O Globo
Que o presidente Bolsonaro não tem a menor
noção dos principais assuntos nacionais, já se sabia. Mas a ignorância revelada
no comentário sobre as bandeiras tarifárias na conta de luz é avassaladora.
Deveria ter causado uma confusão enorme nos meios econômicos e políticos, mas
está passando batido. O pessoal sabe que é ignorância, apenas uma bobagem.
Foi o seguinte: o presidente se queixou das
agruras de governar — como se ele pegasse no batente — e comentou que havia
sido muito duro colocar a conta de luz na bandeira vermelha, que aumenta o
custo.
Errado. A Agência Nacional de Energia
Elétrica (Aneel) está aplicando uma espécie de bandeira extraordinária, de
“escassez hídrica”, desde 1º de setembro, com vigência até 30 de abril de 2022.
Aumenta R$ 14,20 por 100 kWh, sendo a mais alta.
O objetivo: financiar a energia mais cara
fornecida pelas usinas termelétricas, hoje utilizadas intensamente devido à
falta de água nos reservatórios das hidrelétricas.
Reparem que a vigência foi estendida até
abril do ano que vem, justamente porque é preciso esperar todo o próximo
período de chuva para verificar se o nível dos reservatórios se normaliza.

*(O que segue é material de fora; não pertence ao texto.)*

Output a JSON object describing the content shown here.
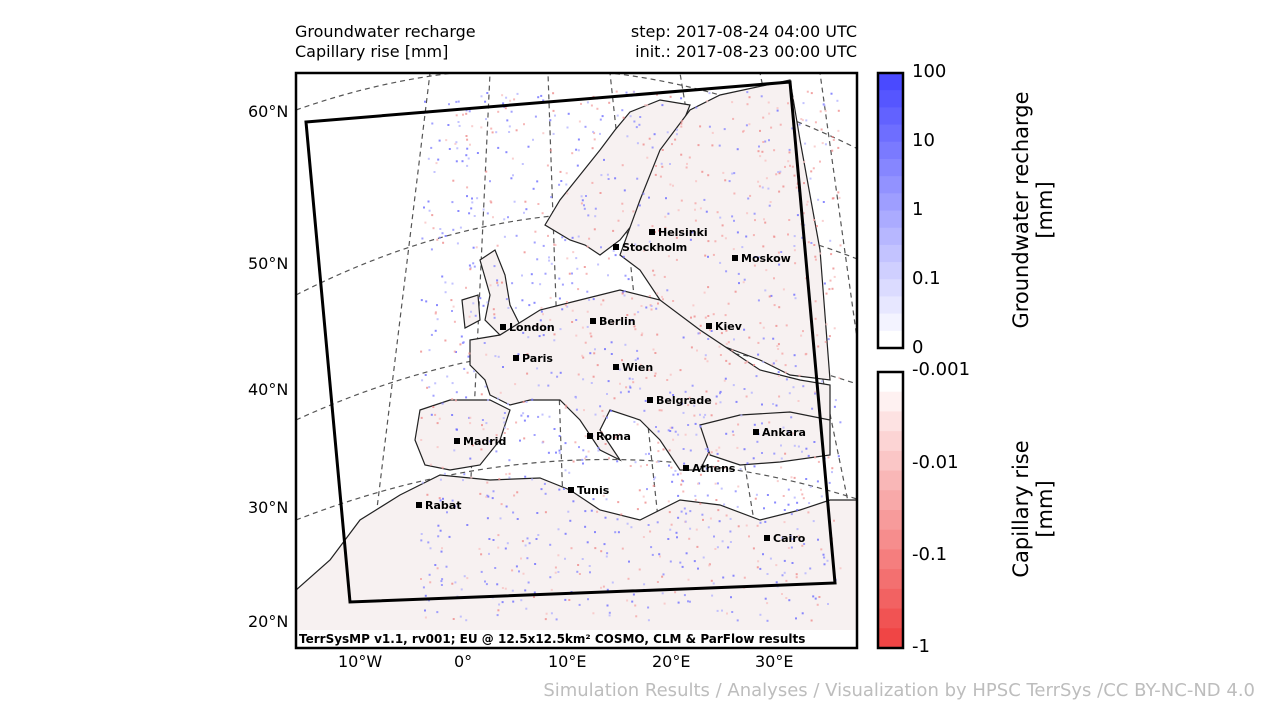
{
  "header": {
    "title_line1": "Groundwater recharge",
    "title_line2": "Capillary rise [mm]",
    "step": "step: 2017-08-24 04:00 UTC",
    "init": "init.: 2017-08-23 00:00 UTC"
  },
  "map": {
    "lat_labels": [
      "60°N",
      "50°N",
      "40°N",
      "30°N",
      "20°N"
    ],
    "lon_labels": [
      "10°W",
      "0°",
      "10°E",
      "20°E",
      "30°E"
    ],
    "cities": [
      {
        "name": "Helsinki"
      },
      {
        "name": "Stockholm"
      },
      {
        "name": "Moskow"
      },
      {
        "name": "London"
      },
      {
        "name": "Berlin"
      },
      {
        "name": "Kiev"
      },
      {
        "name": "Paris"
      },
      {
        "name": "Wien"
      },
      {
        "name": "Belgrade"
      },
      {
        "name": "Madrid"
      },
      {
        "name": "Roma"
      },
      {
        "name": "Ankara"
      },
      {
        "name": "Athens"
      },
      {
        "name": "Tunis"
      },
      {
        "name": "Rabat"
      },
      {
        "name": "Cairo"
      }
    ],
    "footer": "TerrSysMP v1.1, rv001; EU @ 12.5x12.5km² COSMO, CLM & ParFlow results"
  },
  "colorbar_recharge": {
    "label_line1": "Groundwater recharge",
    "label_line2": "[mm]",
    "ticks": [
      "100",
      "10",
      "1",
      "0.1",
      "0"
    ],
    "color": "#4a4aff"
  },
  "colorbar_capillary": {
    "label_line1": "Capillary rise",
    "label_line2": "[mm]",
    "ticks": [
      "-0.001",
      "-0.01",
      "-0.1",
      "-1"
    ],
    "color": "#f04545"
  },
  "credit": "Simulation Results / Analyses / Visualization by HPSC TerrSys /CC BY-NC-ND 4.0"
}
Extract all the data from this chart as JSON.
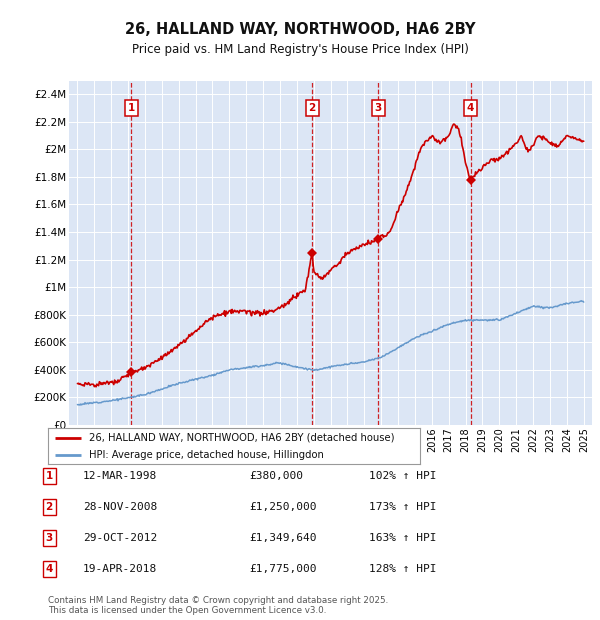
{
  "title": "26, HALLAND WAY, NORTHWOOD, HA6 2BY",
  "subtitle": "Price paid vs. HM Land Registry's House Price Index (HPI)",
  "background_color": "#ffffff",
  "plot_bg_color": "#dce6f5",
  "legend_line1": "26, HALLAND WAY, NORTHWOOD, HA6 2BY (detached house)",
  "legend_line2": "HPI: Average price, detached house, Hillingdon",
  "footer": "Contains HM Land Registry data © Crown copyright and database right 2025.\nThis data is licensed under the Open Government Licence v3.0.",
  "sale_markers": [
    {
      "num": 1,
      "date": "12-MAR-1998",
      "price": 380000,
      "price_str": "£380,000",
      "pct": "102%",
      "year": 1998.19
    },
    {
      "num": 2,
      "date": "28-NOV-2008",
      "price": 1250000,
      "price_str": "£1,250,000",
      "pct": "173%",
      "year": 2008.91
    },
    {
      "num": 3,
      "date": "29-OCT-2012",
      "price": 1349640,
      "price_str": "£1,349,640",
      "pct": "163%",
      "year": 2012.83
    },
    {
      "num": 4,
      "date": "19-APR-2018",
      "price": 1775000,
      "price_str": "£1,775,000",
      "pct": "128%",
      "year": 2018.3
    }
  ],
  "ylabel_ticks": [
    0,
    200000,
    400000,
    600000,
    800000,
    1000000,
    1200000,
    1400000,
    1600000,
    1800000,
    2000000,
    2200000,
    2400000
  ],
  "ylabel_labels": [
    "£0",
    "£200K",
    "£400K",
    "£600K",
    "£800K",
    "£1M",
    "£1.2M",
    "£1.4M",
    "£1.6M",
    "£1.8M",
    "£2M",
    "£2.2M",
    "£2.4M"
  ],
  "xmin": 1994.5,
  "xmax": 2025.5,
  "ymin": 0,
  "ymax": 2500000,
  "red_color": "#cc0000",
  "blue_color": "#6699cc",
  "hpi_anchors_years": [
    1995,
    1996,
    1997,
    1998,
    1999,
    2000,
    2001,
    2002,
    2003,
    2004,
    2005,
    2006,
    2007,
    2008,
    2009,
    2010,
    2011,
    2012,
    2013,
    2014,
    2015,
    2016,
    2017,
    2018,
    2019,
    2020,
    2021,
    2022,
    2023,
    2024,
    2025
  ],
  "hpi_anchors_vals": [
    145000,
    160000,
    175000,
    195000,
    220000,
    260000,
    300000,
    330000,
    360000,
    400000,
    415000,
    430000,
    450000,
    420000,
    395000,
    420000,
    440000,
    455000,
    490000,
    560000,
    630000,
    680000,
    730000,
    760000,
    760000,
    760000,
    810000,
    860000,
    850000,
    880000,
    900000
  ],
  "red_anchors_years": [
    1995.0,
    1996.0,
    1997.0,
    1997.5,
    1998.19,
    1998.5,
    1999.0,
    2000.0,
    2001.0,
    2002.0,
    2002.5,
    2003.0,
    2003.5,
    2004.0,
    2004.5,
    2005.0,
    2005.5,
    2006.0,
    2006.5,
    2007.0,
    2007.5,
    2008.0,
    2008.5,
    2008.91,
    2009.0,
    2009.5,
    2010.0,
    2010.5,
    2011.0,
    2011.5,
    2012.0,
    2012.5,
    2012.83,
    2013.0,
    2013.5,
    2014.0,
    2014.5,
    2015.0,
    2015.3,
    2015.6,
    2016.0,
    2016.5,
    2017.0,
    2017.3,
    2017.6,
    2018.0,
    2018.3,
    2018.6,
    2019.0,
    2019.5,
    2020.0,
    2020.5,
    2021.0,
    2021.3,
    2021.7,
    2022.0,
    2022.3,
    2022.7,
    2023.0,
    2023.5,
    2024.0,
    2024.5,
    2025.0
  ],
  "red_anchors_vals": [
    300000,
    290000,
    305000,
    320000,
    380000,
    390000,
    410000,
    490000,
    570000,
    680000,
    740000,
    780000,
    800000,
    820000,
    820000,
    820000,
    810000,
    810000,
    820000,
    850000,
    890000,
    940000,
    980000,
    1250000,
    1100000,
    1060000,
    1120000,
    1180000,
    1250000,
    1280000,
    1310000,
    1330000,
    1349640,
    1370000,
    1390000,
    1560000,
    1700000,
    1870000,
    2000000,
    2050000,
    2100000,
    2050000,
    2100000,
    2180000,
    2150000,
    1900000,
    1775000,
    1820000,
    1870000,
    1920000,
    1930000,
    1980000,
    2050000,
    2100000,
    1980000,
    2030000,
    2100000,
    2080000,
    2050000,
    2030000,
    2100000,
    2080000,
    2050000
  ]
}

Mas o presidente Bolsonaro entendeu, mal, que as recentes chuvas, esparsas, bastavam. Assim, ele disse que determinaria ao ministro da Energia, Bento Albuquerque, que voltasse à “bandeira normal”.
Primeiro, não existe bandeira normal.
Existem as verde, amarela, vermelha patamar 1 e vermelha patamar 2. Só a
primeira, verde, não inclui acréscimos na conta do consumidor e é aplicada
quando as condições hídricas são totalmente favoráveis. As demais somam valores
crescentes à conta.
Segundo, não é o ministro quem determina
isso, mas a Aneel, uma agência reguladora que deveria ser independente. Mas,
com o governo aparelhado, digamos que a palavra do presidente pesa mais.
O que faria a agência? Desceria da bandeira
“escassez hídrica” para a verde, que parece o mais próximo do normal?
Isso seria desmentir tudo o que os órgãos
técnicos do setor, governamentais e privados, têm dito: que a falta de água é
severa e duradoura. E que, por isso, a conta de luz tem de ser mais cara para
financiar as térmicas.
Voltar para a verde faria com que geradoras
e distribuidoras vendessem energia abaixo do custo, sofrendo enorme prejuízo —
exatamente como aconteceu com a tal Nova Matriz Energética de Dilma Rousseff.
O que acontecerá? Provavelmente o que já
aconteceu outras vezes: esquecerão o que o presidente falou.
Assim como não se levou a sério a
declaração de Bolsonaro de que estava “com vontade” de privatizar a Petrobras.
Não por razões de política econômica liberal, mas para se livrar da “culpa”
pelos aumentos seguidos dos combustíveis.
Outra bobagem. Mesmo que o setor fosse
totalmente privado, as pessoas cobrariam do governo o controle de preços dos
combustíveis.
Além disso, privatizar não é assim por
vontade. Trata-se de um longo e complexo processo jurídico e econômico, que
leva mais de ano, e isso se houver vontade política.
Mas faz bem a vontade do presidente:
livrar-se de todas as estatais e outros órgãos para não ter a chateação de
governar.
Já o ministro da Economia, Paulo Guedes,
acha que está governando — e bem. Disse ontem mesmo que a recuperação
brasileira está em V — subida forte depois da queda causada pela pandemia.
No mesmo dia, o Banco Central informou que
o Índice de Atividade Econômica (IBC-Br) caiu 0,15% em agosto. Na comparação
anual, há uma recuperação, já que a base de comparação é a paradeira de 2020.
Mas, olhando os gráficos, claramente não é um V, e sim o símbolo da raiz
quadrada — um achado do economista André Perfeito. Indica uma volta depois da
queda, mas em seguida “andando de lado” — e desacelerando conforme dados
recentes.
O que está subindo mesmo como um foguete é
a inflação de 12 meses medida pelo IPCA. Foi de 1,90% em maio de 2020 para os
atuais 10,25%. Em consequência, a taxa de juros sobe na mesma direção.
Os fatos são desagradáveis, não é mesmo?